Communications Channels

Communication channels are the number of person to person ways a team can communicate. The formula to calculate the number of communications channels is:

(n*(n-1))/2 where n is the number of people on the team.

Communications Channels Graph

For example, a three person team has three channels (A - B, A - C, and B - C). Adding a fourth person increases the communications channels to six.

Sometimes its hard to grasp the concept of how much more difficult communications becomes as more people get involved. We all know it happens, but just how difficult can things become?

One of the masterful equations that experienced project managers know is the communications channels equation. It goes like this, for each person added to a project team, the number of ways communications can flow between team members grows in an exponential fashion.

To figure the quantity of links between team members, we use the formula (n*(n-1))/2 where n represents the number of people on the team.

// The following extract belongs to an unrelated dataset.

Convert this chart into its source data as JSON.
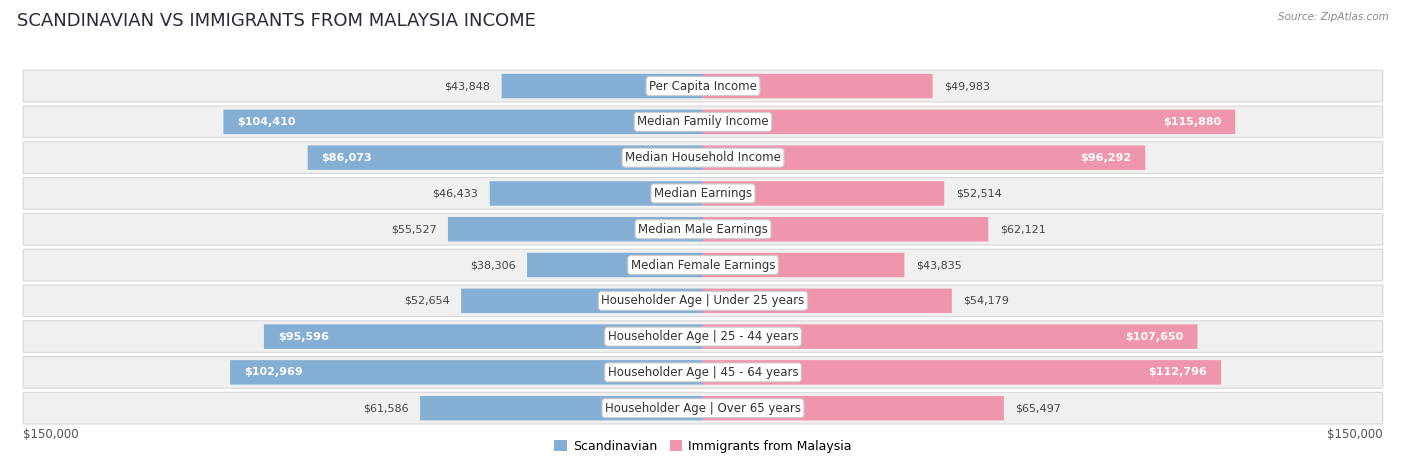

The graph shows how simply adding a 10th person to a team increases the communications channels from 36 to 45. That's 9 additional communications channels by adding the 10th person.

In fact, by adding the 50th person to a team adds 49 additional communications channels for a whopping total of 1,225 ways the communications can flow between team members on a team.

 

The Formula

The number of communications channels on a project team is determined by the following equation:

(n*(n-1))/2 where n is the number of people on the team.